Jumat, 15 Januari 2016

GENERATOR



GENERATOR

Salah satu bagian besar dari sistem tenaga listrik adalah stasiun pembangkit tenaga listrik. Stasiun pembangkit tenaga listrik tersebut dapat berupa generator yang digerakkan dengan tenaga gas, tenaga air, tenaga diesel dan lain sebagainya. Pokok utama dalam pengadaan sistem tenaga listrik adalah bagian dari pembangkitnya atau dalam hal ini generatornya. Apabila suatu sistem pembangkit terganggu, maka seluruh sistem tenaga listrik akan terhenti pengoperasiannya.
Penyebab gangguan pada sistem pembangkit terdiri atas dua bagian yaitu:

1. Gangguan dari luar generator, yaitu gangguan dalam sistem yang dihubungkan generator.
2. Gangguan di dalam generator.
3. Gangguan pada mesin penggerak generator.

Dari ketiga jenis gangguan di atas, bila salah satu generator yang bekerja secara paralel mengalami gangguan, kemungkinan besar generator yang sedang beroperasi tidak sanggup lagi untuk memikul beban keseluruhannya.
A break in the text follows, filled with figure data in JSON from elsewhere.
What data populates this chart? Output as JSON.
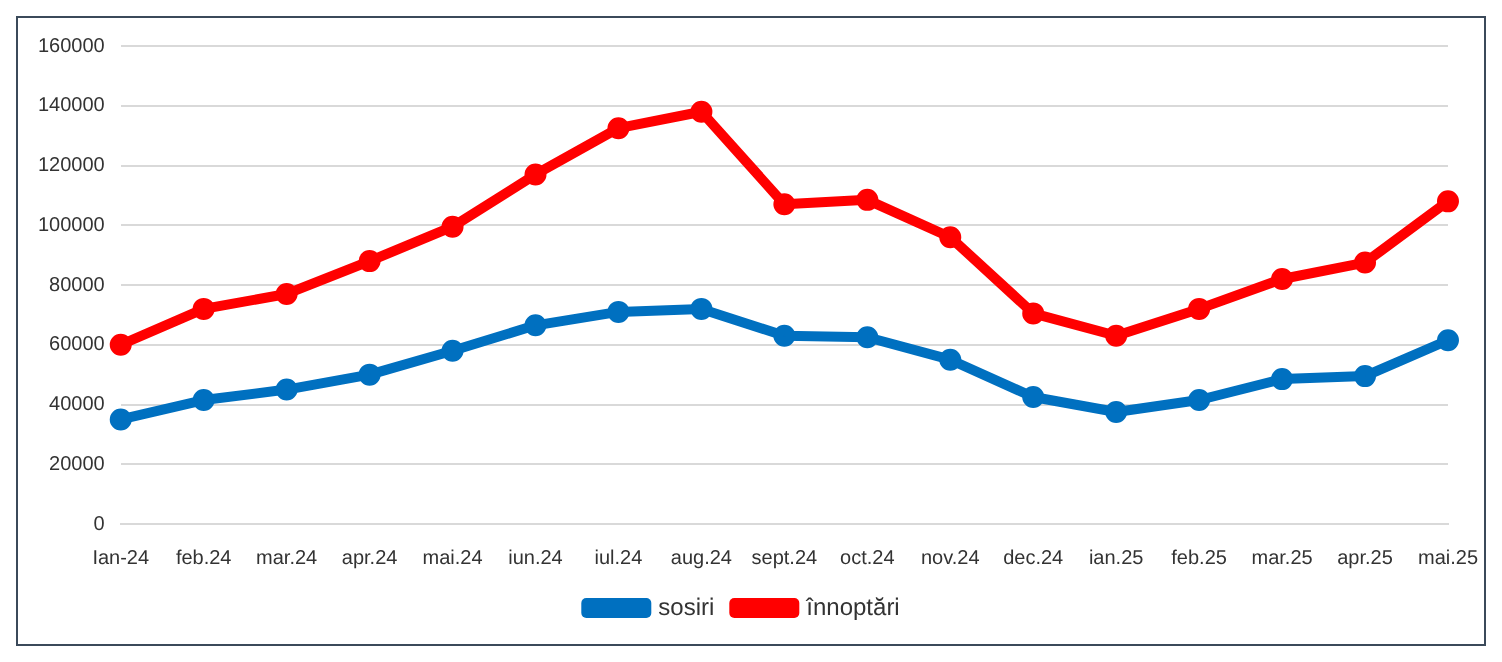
{
  "chart_data": {
    "type": "line",
    "categories": [
      "Ian-24",
      "feb.24",
      "mar.24",
      "apr.24",
      "mai.24",
      "iun.24",
      "iul.24",
      "aug.24",
      "sept.24",
      "oct.24",
      "nov.24",
      "dec.24",
      "ian.25",
      "feb.25",
      "mar.25",
      "apr.25",
      "mai.25"
    ],
    "series": [
      {
        "name": "sosiri",
        "color": "#0070c0",
        "values": [
          35000,
          41500,
          45000,
          50000,
          58000,
          66500,
          71000,
          72000,
          63000,
          62500,
          55000,
          42500,
          37500,
          41500,
          48500,
          49500,
          61500
        ]
      },
      {
        "name": "înnoptări",
        "color": "#ff0000",
        "values": [
          60000,
          72000,
          77000,
          88000,
          99500,
          117000,
          132500,
          138000,
          107000,
          108500,
          96000,
          70500,
          63000,
          72000,
          82000,
          87500,
          108000
        ]
      }
    ],
    "ylim": [
      0,
      160000
    ],
    "yticks": [
      0,
      20000,
      40000,
      60000,
      80000,
      100000,
      120000,
      140000,
      160000
    ],
    "grid": "y",
    "legend": "bottom",
    "marker": "circle",
    "line_style": "solid"
  }
}
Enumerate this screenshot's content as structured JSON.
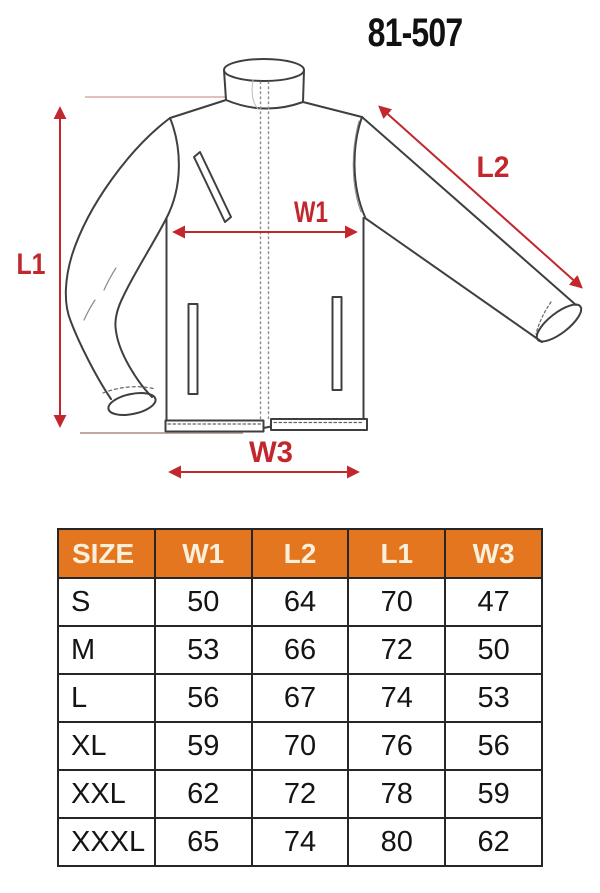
{
  "title": "81-507",
  "diagram": {
    "labels": {
      "l1": "L1",
      "l2": "L2",
      "w1": "W1",
      "w3": "W3"
    }
  },
  "table": {
    "headers": [
      "SIZE",
      "W1",
      "L2",
      "L1",
      "W3"
    ],
    "rows": [
      [
        "S",
        "50",
        "64",
        "70",
        "47"
      ],
      [
        "M",
        "53",
        "66",
        "72",
        "50"
      ],
      [
        "L",
        "56",
        "67",
        "74",
        "53"
      ],
      [
        "XL",
        "59",
        "70",
        "76",
        "56"
      ],
      [
        "XXL",
        "62",
        "72",
        "78",
        "59"
      ],
      [
        "XXXL",
        "65",
        "74",
        "80",
        "62"
      ]
    ]
  },
  "colors": {
    "accent_red": "#c1272d",
    "reference_line_pink": "#d8aca6",
    "table_header_bg": "#e4761f",
    "table_header_text": "#f9f0dc",
    "table_border": "#262626",
    "outline_gray": "#3f3f3f"
  }
}
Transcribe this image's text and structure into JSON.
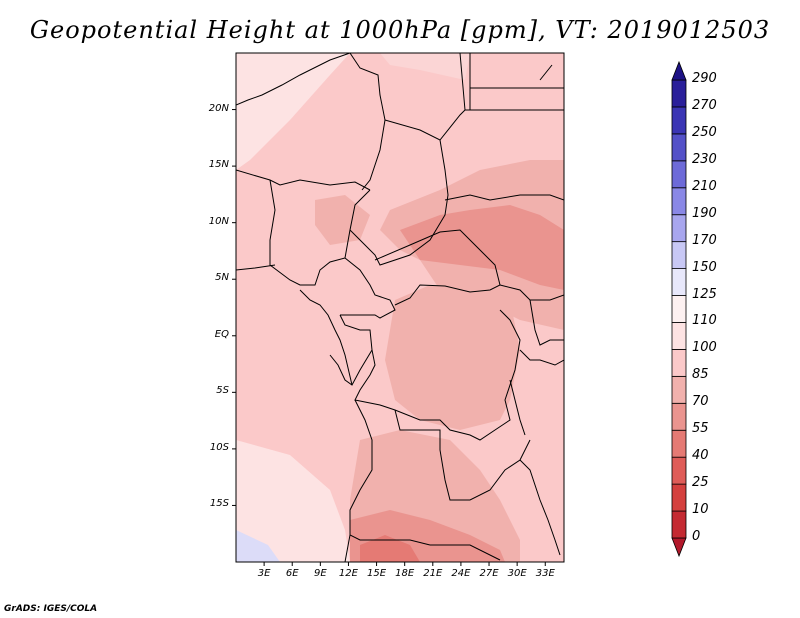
{
  "title": "Geopotential Height at 1000hPa [gpm], VT: 2019012503",
  "footer": "GrADS: IGES/COLA",
  "map": {
    "lon_range": [
      0,
      35
    ],
    "lat_range": [
      -20,
      25
    ],
    "lat_ticks": [
      {
        "value": 20,
        "label": "20N"
      },
      {
        "value": 15,
        "label": "15N"
      },
      {
        "value": 10,
        "label": "10N"
      },
      {
        "value": 5,
        "label": "5N"
      },
      {
        "value": 0,
        "label": "EQ"
      },
      {
        "value": -5,
        "label": "5S"
      },
      {
        "value": -10,
        "label": "10S"
      },
      {
        "value": -15,
        "label": "15S"
      }
    ],
    "lon_ticks": [
      {
        "value": 3,
        "label": "3E"
      },
      {
        "value": 6,
        "label": "6E"
      },
      {
        "value": 9,
        "label": "9E"
      },
      {
        "value": 12,
        "label": "12E"
      },
      {
        "value": 15,
        "label": "15E"
      },
      {
        "value": 18,
        "label": "18E"
      },
      {
        "value": 21,
        "label": "21E"
      },
      {
        "value": 24,
        "label": "24E"
      },
      {
        "value": 27,
        "label": "27E"
      },
      {
        "value": 30,
        "label": "30E"
      },
      {
        "value": 33,
        "label": "33E"
      }
    ]
  },
  "colorbar": {
    "levels": [
      "0",
      "10",
      "25",
      "40",
      "55",
      "70",
      "85",
      "100",
      "110",
      "125",
      "150",
      "170",
      "190",
      "210",
      "230",
      "250",
      "270",
      "290"
    ],
    "colors": [
      "#b2182b",
      "#c42a32",
      "#d4403e",
      "#df5c58",
      "#e57a74",
      "#ea948f",
      "#f1b1ad",
      "#fbc9c9",
      "#fde3e3",
      "#fdf1f1",
      "#e8e8fb",
      "#c8c8f5",
      "#a8a6ee",
      "#8a88e6",
      "#6d6ad8",
      "#5451c8",
      "#3b35b4",
      "#2a1f9a",
      "#1d1285"
    ]
  }
}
Oleh sebab itu diperlukan perhitungan besarnya beban yang harus diputuskan secara tiba-tiba agar dapat diperoleh kestabilan sistem. Dalam hal ini, pemutusan beban diusahakan berlangsung secara otomatis dan dengan waktu yang relatif singkat.

1.     Prinsip Kerja Generator

Generator serempak (sinkron) adalah suatu penghasil tenaga listrik dengan landasan hukum Faraday. Jika pada sekeliling penghantar terjadi perubahan medan magnet, maka pada penghantar tersebut akan dibangkitkan suatu gaya gerak listrik (GGL) yang sifatnya menentang perubahan medan tersebut. Untuk dapat terjadinya gaya gerak listrik (GGL) tersebut diperlukan dua kategori masukan, yaitu:
1. Masukan tenaga mekanis yang akan dihasilkan oleh penggerak mula (prime mover).
2. Arus masukan (If) yang berupa arus searah yang akan menghasilkan medan magnet yang dapat diatur dengan mudah.

Di bawah ini akan dijelaskan secara sederhana cara pembangkitan listrik dari sebuah generator.

 

If                     : Arus medan
U – S               : Kutub generator
Sumbu Putar   : Poros Generator
Φ                     : Fluks medan

Apabila rotor generator diputar pada kecepatan nominalnya, dimana putaran tersebut diperoleh dari putaran penggerak mulanya (prime mover), kemudian pada kumparan medan rotor diberikan arus medan sebesar If, maka garis-garis fluksi yang dihasilkan melalui kutub-kutub inti akan menghasilkan tegangan induksi pada kumparan jangkar stator sebesar:
Ea = C. n. Ф

dimana:
Ea        : Tegangan induksi yang dibangkitkan pada jangkar generator
C         : Konstanta
n          : Kecepatan putar
Ф         : Fluksi yang dihasilkan oleh arus penguat (arus medan)

Apabila generator digunakan untuk melayani beban, pada kumparan jangkar generator akan mengalir arus. Untuk generator 3 fasa, setiap belitan jangkar akan memilki beda fasa sebesar 120°.

 

2.     Konstruksi Generator

Generator terdiri dari dua bagian yang paling utama, yaitu:

1. Bagian yang diam (stator).
2. Bagian yang bergerak (rotor).

 



2.1.Bagian yang diam (Stator)

Bagian yang diam (stator) terdiri dari beberapa bagian, yaitu:

1. Inti stator.

Bentuk dari inti stator ini berupa cincin laminasi-laminasi yang diikat serapat mungkin untuk menghindari rugi-rugi arus eddy (eddy current losses). Pada inti ini terdapat slot-slot untuk menempatkan konduktor dan untuk mengatur arah medan magnetnya.

2. Belitan stator.

Bagian stator yang terdiri dari beberapa batang konduktor yang terdapat di dalam slot-slot dan ujung-ujung kumparan. Masing-masing slot dihubungkan untuk mendapatkan tegangan induksi.

3. Alur stator.

Merupakan bagian stator yang berperan sebagai tempat belitan stator ditempatkan.





4. Rumah stator.

          Bagian dari stator yang umumnya terbuat dari besi tuang yang berbentuk silinder. Bagian belakang dari rumah stator ini biasanya memiliki sirip-sirip sebagai alat bantu dalam proses pendinginan.